As you all probably found out from reading, he graduated from Columbia University’s library school in 1968, prior to the “digital revolution” /advent of postmodern librarianship, or whatever term we may use for the shift he identifies. However, based on his past work experiences, I think I can begin to see how he made up for what he missed in library school in the 60s. I mean, he had to be in the know—back in 1996, he wrote “guests at postmodern birthday parties watch and comment on the videos shot and shown during the course of the party” (114)! I went to a birthday party in 1996, and nobody had a camera or made comments on videos, but that’s certainly what happens in 2013.
Besides working at several public and academic libraries, Young has served as a film-library specialist for the US Army; he received awards for heading a special library in Chu Chi, Vietnam; he helped work on the Library of Congress’s MARC program in the mid 80s (MARC stands for MAchine Readable Cataloging); he directed Faxon Academic Information Services for Faxon, Inc. and founded the Faxon Institute for Advanced Studies in Scholarly and Scientific Communications, where he “organized a program for the Society of Scholarly Information on Knowledge for Sale which reviewed the impact of digital technology on research publishing and academic libraries” (from Young’s LinkedIn profile); he served as president of the Chinese American Librarians Association (CALA) from 1989-90.
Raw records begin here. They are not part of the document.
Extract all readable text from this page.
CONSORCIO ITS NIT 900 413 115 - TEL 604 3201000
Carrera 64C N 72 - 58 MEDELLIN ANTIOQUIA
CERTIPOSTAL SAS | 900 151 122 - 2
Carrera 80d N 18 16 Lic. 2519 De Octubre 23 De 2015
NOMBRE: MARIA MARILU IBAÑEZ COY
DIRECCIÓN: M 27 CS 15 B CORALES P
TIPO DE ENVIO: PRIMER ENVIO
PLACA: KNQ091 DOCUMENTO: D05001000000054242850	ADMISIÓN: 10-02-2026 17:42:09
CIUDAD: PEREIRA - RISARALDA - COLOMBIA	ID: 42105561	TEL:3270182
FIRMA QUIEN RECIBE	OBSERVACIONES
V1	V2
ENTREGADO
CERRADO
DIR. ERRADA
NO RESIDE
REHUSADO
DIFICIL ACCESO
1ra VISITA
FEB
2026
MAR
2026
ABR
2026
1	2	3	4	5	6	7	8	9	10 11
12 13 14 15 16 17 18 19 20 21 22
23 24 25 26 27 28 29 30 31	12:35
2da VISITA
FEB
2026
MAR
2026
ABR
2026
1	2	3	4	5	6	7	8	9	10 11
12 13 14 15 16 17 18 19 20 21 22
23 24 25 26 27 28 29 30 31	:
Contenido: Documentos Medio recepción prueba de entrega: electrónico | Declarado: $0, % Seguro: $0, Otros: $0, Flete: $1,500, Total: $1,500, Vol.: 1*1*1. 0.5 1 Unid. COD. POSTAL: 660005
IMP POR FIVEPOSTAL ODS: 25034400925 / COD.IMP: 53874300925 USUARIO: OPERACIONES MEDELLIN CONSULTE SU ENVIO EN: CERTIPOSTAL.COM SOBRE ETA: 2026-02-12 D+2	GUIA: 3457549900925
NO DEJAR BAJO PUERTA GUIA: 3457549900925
Most of his positions he held for about 2 years; the longest position on his LinkedIn profile he held for 7 years (which was the Executive Director position he held in 1996). Basically, Peter R. Young has seen libraries and librarianship from many angles.
|Library of Congress Reading Room|
By the way, the Library of Congress would like to inform you that the US Library of Congress “is the world’s preeminent reservoir of knowledge, providing unparalleled integrated resources to Congress and the American people” (from the press release cited earlier).